Ninety metres long and with a total area of 4,500 sq m, the two-storey Discovery Building will replace several buildings at the end of their lives and will bring scientific and operations functions together under one roof.

Rothera is the UK’s largest Antarctic research hub. Scientists there study climate, biodiversity and ocean science. The new building is named after the Royal Research Ship (RRS) Discovery, which made its first scientific research expedition from 1901 to 1904, commanded by Captain Robert Falcon Scott with famous explorers Ernest Shackleton, Edward Wilson and Frank Wild on board.

The building’s design looks to the future with BAS’s 2040 net zero ambitions in mind.

The building will bring scientific and operations functions together under one roof

Its combined heat and power plant should cut the station’s carbon emissions by 25%. This, along with photovoltaic solar panels, a thermally efficient building envelope and triple glazing, will make the building an exemplar for energy efficiency in the extreme setting.

Other features include a wind deflector – the largest of its kind in Antarctica – to prevent thousands of tonnes of snow accumulating around the building, and an octagonal operations tower to provide 360-degree views of the runway, wharf and station buildings.

One chance to get it right

Work began on the new building in 2019. Construction phases must be planned meticulously because all materials have to be shipped from the UK. Every nut and bolt must be accounted for as the nearest builders’ merchant is thousands of miles away.

The construction team practised full-scale assembly of the 45-tonne steel frames in Southampton to identify unexpected challenges or additional pieces of equipment needed while still in the UK.

Ahead of the 2020-21 construction season amid the Covid pandemic, the crew had to quarantine for two weeks before travelling by ship to Antarctica.

“Reaching this milestone safely on such a complex construction project in such an extreme environment is testament to the dedication and motivation of the highly skilled project teams within BAM, BAS, Ramboll and Sweco and our supply chain partners,” says Graham Hopper, project director at BAM.

Rothera Research Station
An octagonal operations tower will give 360-degree views of the runway, wharf and station buildings

Architect Hugh Broughton adds: “The works completed this season demonstrate the benefits of a collaborative approach to design and construction and are a testament to the skill and perseverance of a committed team, working on the project in Antarctica and in the UK.”

When complete, the new building will make work and life easier for BAS’s staff at Rothera, who number around 100 in summer and 20 in winter.

Its plant room and energy centre will recover heat and distribute power and water to the station, as well as housing fire suppression pumps. A new central store will consolidate equipment and cargo for more effective stock control and management, with reduced manual handling.

Interior design

New workshops, operations hub and offices will help scientists prepare for field expeditions, while a new communications tower will maintain better contact with aircraft and groups in the field.

The medical centre is designed to modern healthcare standards.
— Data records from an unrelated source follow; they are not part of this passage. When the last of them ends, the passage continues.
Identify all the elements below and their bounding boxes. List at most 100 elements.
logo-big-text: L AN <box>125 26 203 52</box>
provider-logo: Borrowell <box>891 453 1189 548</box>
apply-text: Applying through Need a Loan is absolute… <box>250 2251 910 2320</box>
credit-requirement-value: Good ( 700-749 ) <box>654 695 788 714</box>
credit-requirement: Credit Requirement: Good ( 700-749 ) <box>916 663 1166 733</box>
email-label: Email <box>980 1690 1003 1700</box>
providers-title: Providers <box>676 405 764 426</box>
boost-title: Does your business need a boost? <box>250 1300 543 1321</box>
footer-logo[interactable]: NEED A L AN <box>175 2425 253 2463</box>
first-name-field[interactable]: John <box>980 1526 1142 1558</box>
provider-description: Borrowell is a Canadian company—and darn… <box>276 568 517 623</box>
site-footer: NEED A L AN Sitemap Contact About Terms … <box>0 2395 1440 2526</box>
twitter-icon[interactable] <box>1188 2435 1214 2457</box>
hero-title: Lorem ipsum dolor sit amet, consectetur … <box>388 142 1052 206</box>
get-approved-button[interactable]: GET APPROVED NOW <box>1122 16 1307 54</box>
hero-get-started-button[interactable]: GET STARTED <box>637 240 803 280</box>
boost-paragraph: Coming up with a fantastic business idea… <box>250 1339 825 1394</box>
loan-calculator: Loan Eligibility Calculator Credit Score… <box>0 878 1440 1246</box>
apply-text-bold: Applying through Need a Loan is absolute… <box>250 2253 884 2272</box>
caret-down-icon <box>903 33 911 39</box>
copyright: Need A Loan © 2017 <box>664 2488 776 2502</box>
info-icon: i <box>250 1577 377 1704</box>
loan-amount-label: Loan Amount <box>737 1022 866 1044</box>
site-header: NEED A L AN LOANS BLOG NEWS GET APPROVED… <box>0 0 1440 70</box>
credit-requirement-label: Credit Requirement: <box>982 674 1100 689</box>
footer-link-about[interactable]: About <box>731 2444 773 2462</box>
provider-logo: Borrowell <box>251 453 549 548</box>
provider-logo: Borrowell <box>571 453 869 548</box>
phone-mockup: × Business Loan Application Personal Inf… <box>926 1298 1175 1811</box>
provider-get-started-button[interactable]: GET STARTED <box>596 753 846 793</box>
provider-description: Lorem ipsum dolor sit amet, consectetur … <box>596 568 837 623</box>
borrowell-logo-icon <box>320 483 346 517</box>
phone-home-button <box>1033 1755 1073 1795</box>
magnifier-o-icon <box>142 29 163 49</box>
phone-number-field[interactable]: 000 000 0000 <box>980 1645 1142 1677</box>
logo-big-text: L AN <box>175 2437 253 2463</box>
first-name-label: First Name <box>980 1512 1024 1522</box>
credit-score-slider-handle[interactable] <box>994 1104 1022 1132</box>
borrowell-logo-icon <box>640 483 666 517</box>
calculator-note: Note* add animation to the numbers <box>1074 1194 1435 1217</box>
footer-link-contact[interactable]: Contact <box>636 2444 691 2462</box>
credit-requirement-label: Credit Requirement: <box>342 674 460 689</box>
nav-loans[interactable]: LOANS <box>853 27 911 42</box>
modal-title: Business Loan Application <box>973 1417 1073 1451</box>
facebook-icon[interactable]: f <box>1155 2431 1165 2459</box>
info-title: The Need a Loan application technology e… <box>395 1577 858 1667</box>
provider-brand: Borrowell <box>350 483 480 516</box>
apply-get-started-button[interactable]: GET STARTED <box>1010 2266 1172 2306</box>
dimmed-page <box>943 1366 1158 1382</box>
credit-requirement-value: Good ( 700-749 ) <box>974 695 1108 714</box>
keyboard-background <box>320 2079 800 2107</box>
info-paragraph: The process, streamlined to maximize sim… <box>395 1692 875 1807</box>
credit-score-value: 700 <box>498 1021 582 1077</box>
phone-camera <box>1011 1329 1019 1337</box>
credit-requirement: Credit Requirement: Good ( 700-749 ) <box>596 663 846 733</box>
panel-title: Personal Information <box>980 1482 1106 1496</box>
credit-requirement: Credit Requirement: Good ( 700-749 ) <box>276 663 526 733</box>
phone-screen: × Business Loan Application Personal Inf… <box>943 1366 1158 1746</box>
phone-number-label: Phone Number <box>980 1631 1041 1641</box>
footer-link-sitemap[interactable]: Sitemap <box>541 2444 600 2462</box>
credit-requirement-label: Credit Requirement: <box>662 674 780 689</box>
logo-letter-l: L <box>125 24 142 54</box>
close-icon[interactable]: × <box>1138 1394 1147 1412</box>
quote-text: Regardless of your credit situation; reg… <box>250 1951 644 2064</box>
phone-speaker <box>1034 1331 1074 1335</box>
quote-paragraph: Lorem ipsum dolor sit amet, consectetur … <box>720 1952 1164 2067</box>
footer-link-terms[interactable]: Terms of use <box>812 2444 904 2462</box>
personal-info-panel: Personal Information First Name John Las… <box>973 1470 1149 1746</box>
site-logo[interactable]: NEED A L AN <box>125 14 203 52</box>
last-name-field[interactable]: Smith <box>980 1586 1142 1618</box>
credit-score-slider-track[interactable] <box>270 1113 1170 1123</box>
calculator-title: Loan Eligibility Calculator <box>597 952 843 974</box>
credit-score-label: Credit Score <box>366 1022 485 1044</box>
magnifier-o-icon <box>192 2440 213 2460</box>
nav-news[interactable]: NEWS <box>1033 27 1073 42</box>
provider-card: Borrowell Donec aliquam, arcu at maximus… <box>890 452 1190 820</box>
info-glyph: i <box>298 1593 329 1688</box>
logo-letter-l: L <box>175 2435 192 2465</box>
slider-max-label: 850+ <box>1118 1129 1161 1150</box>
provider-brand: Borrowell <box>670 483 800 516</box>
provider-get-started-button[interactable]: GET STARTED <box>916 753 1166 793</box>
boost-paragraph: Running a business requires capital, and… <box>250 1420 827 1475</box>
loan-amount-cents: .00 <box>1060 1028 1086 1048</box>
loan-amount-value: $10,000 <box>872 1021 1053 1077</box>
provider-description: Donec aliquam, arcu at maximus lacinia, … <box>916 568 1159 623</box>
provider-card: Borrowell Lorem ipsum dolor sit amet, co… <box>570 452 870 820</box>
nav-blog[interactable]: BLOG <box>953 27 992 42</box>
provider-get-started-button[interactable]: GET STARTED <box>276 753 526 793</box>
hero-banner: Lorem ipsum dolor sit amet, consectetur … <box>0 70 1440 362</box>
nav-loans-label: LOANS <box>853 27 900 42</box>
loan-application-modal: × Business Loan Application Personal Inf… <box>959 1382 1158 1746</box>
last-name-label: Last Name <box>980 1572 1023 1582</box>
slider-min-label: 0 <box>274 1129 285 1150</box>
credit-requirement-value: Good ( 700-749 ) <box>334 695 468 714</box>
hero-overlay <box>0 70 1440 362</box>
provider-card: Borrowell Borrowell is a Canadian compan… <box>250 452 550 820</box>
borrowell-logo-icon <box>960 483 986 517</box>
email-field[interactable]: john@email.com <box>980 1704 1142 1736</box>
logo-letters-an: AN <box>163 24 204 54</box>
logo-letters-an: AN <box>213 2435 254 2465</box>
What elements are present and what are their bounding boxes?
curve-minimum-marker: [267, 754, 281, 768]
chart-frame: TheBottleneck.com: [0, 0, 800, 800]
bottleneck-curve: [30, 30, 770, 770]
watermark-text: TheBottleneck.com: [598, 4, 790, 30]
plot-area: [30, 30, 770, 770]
Improved training facilities include a climbing wall and education centre. Enhanced wellbeing areas include a gym, breakout areas, a music centre and an arts and crafts facility.

An end-to-end corridor cuts the need to access different parts of the building from outside, thus minimising heat loss. A central store in the middle of the building provides easier access for building users.

Health and safety features include transparent glazed screens between spaces to increase visibility, and colours to quickly identify sections of the building. Its modular design can be adapted for future needs.

Elen Jones, director of BAS’s infrastructure modernisation programme, called the enclosure this season a “major milestone”.